Well, Llywydd, I thank Buffy Williams for those important points and that additional question. The interim report of The Lighthouse service is available, but the final evaluation report will not be available until later in this year. We look forward, of course, to seeing what that evaluation says. The basic premise of The Lighthouse model is that it is better to bring services to children rather than children have to visit multiple locations to receive services, and clearly there's a great deal to be said for that.
Picking up a model from an intensely urban part of London—five London boroughs contribute to The Lighthouse service—and simply dropping it in Wales seems unlikely to me to be the complete answer. In the interim report, Llywydd, it said that there were, on average, 29 referrals a month from the five London boroughs into that service. In Wales, the north Wales and south Wales services between them have an average of just over 19 referrals a month, which, in effect, would mean there would be a single centre for the whole of Wales, and that wouldn't deliver the basic premise of it being more convenient for young people. So, I think, as well as learning the lessons of The Lighthouse service and its success, we have to develop a hub-and-spoke model here in Wales, where there are specialist services for children in that awful position but where there are also services closer to their own homes, able to provide the sort of assistance I outlined in my original answer.
Gareth Davies.
Diolch, Llywydd, and it's great to be back in the Chamber. First Minister, unfortunately, the support services available in Wales continue to be woefully inadequate and we are letting our victims down. And whereas we are getting better, we still have a fair way to go. Trauma support has such long waiting lists it may as well not be there. So, First Minister, do you agree that, alongside the gold standard support, we should also be putting greater efforts into prevention? Will you ensure that all children's services adopt a trauma-informed approach, like they do in Scotland?

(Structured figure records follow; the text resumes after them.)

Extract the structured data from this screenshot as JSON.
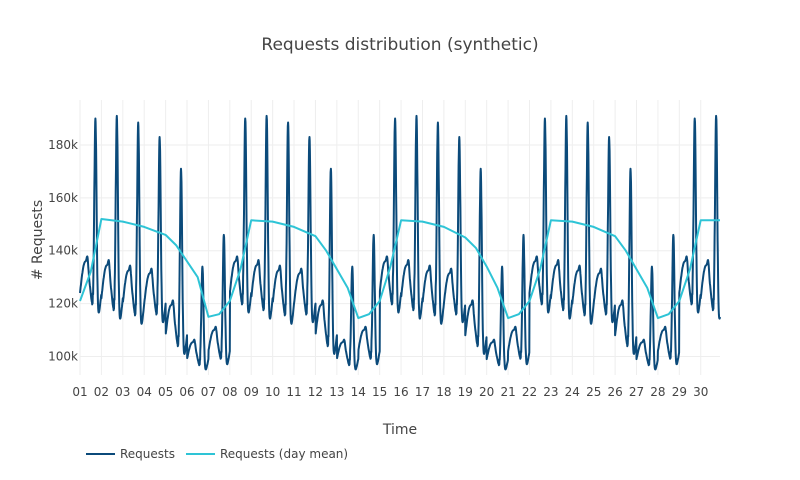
{
  "chart_data": {
    "type": "line",
    "title": "Requests distribution (synthetic)",
    "xlabel": "Time",
    "ylabel": "# Requests",
    "x_ticks": [
      "01",
      "02",
      "03",
      "04",
      "05",
      "06",
      "07",
      "08",
      "09",
      "10",
      "11",
      "12",
      "13",
      "14",
      "15",
      "16",
      "17",
      "18",
      "19",
      "20",
      "21",
      "22",
      "23",
      "24",
      "25",
      "26",
      "27",
      "28",
      "29",
      "30"
    ],
    "x_range_days": [
      1,
      30.9
    ],
    "ylim": [
      93000,
      197000
    ],
    "y_ticks": [
      100000,
      120000,
      140000,
      160000,
      180000
    ],
    "y_tick_labels": [
      "100k",
      "120k",
      "140k",
      "160k",
      "180k"
    ],
    "grid": true,
    "legend_position": "bottom-left",
    "series": [
      {
        "name": "Requests",
        "color": "#0b4a7a",
        "daily_peak": [
          190000,
          191000,
          188500,
          183000,
          171000,
          134000,
          146000,
          190000,
          191000,
          188500,
          183000,
          171000,
          134000,
          146000,
          190000,
          191000,
          188500,
          183000,
          171000,
          134000,
          146000,
          190000,
          191000,
          188500,
          183000,
          171000,
          134000,
          146000,
          190000,
          191000
        ],
        "daily_trough": [
          124000,
          122000,
          120000,
          120000,
          108000,
          99000,
          102000,
          124000,
          122000,
          120000,
          120000,
          108000,
          99000,
          102000,
          124000,
          122000,
          120000,
          120000,
          108000,
          99000,
          102000,
          124000,
          122000,
          120000,
          120000,
          108000,
          99000,
          102000,
          124000,
          122000
        ]
      },
      {
        "name": "Requests (day mean)",
        "color": "#2ec4d6",
        "x": [
          1.0,
          1.5,
          2.0,
          3.0,
          4.0,
          5.0,
          5.5,
          6.0,
          6.5,
          7.0,
          7.5,
          8.0,
          8.5,
          9.0,
          10.0,
          11.0,
          12.0,
          12.5,
          13.0,
          13.5,
          14.0,
          14.5,
          15.0,
          15.5,
          16.0,
          17.0,
          18.0,
          19.0,
          19.5,
          20.0,
          20.5,
          21.0,
          21.5,
          22.0,
          22.5,
          23.0,
          24.0,
          25.0,
          26.0,
          26.5,
          27.0,
          27.5,
          28.0,
          28.5,
          29.0,
          29.5,
          30.0,
          30.9
        ],
        "values": [
          121000,
          132000,
          152000,
          151000,
          149000,
          146000,
          142000,
          136000,
          130000,
          115000,
          116000,
          121000,
          133000,
          151500,
          151000,
          149000,
          145500,
          140000,
          133000,
          126000,
          114500,
          116000,
          121000,
          134000,
          151500,
          151000,
          149000,
          145000,
          141000,
          134000,
          126000,
          114500,
          116000,
          121000,
          133000,
          151500,
          151000,
          149000,
          145500,
          140000,
          133000,
          126000,
          114500,
          116000,
          121000,
          133000,
          151500,
          151500
        ]
      }
    ]
  }
}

Well, Llywydd, I agree, of course, that, particularly in an area like this, it will always be much better to prevent harm from happening than to try to help children to deal with the consequences of harm. I think the Member's question would be more helpful if he relied a good deal less on assertion and provided a little more evidence to underpin what he had to say, because I heard no evidence at all in the first part of his supplementary question, just a series of unsupported assertions.

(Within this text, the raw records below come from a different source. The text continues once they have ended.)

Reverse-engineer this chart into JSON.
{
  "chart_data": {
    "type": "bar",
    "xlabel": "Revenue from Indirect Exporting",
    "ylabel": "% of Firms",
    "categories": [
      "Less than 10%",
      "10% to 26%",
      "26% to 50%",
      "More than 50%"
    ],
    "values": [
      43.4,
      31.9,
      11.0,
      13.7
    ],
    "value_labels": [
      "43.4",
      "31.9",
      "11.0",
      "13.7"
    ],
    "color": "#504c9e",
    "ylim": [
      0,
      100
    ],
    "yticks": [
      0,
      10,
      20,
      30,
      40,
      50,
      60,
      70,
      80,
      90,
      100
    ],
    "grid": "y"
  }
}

In terms of trauma-informed practice, well, of course, we have the adverse childhood incident programme, established by my former colleague Carl Sargeant, which has done so much in Wales to make sure that front-line workers in the field of child protection, but far more than that, in housing, and in health, and in other front-line services, have that trauma-informed approach to the work that they do. So, on the substantive points that the Member makes—prevention on the one hand, trauma-informed practice on the other—I agree with what he said this afternoon.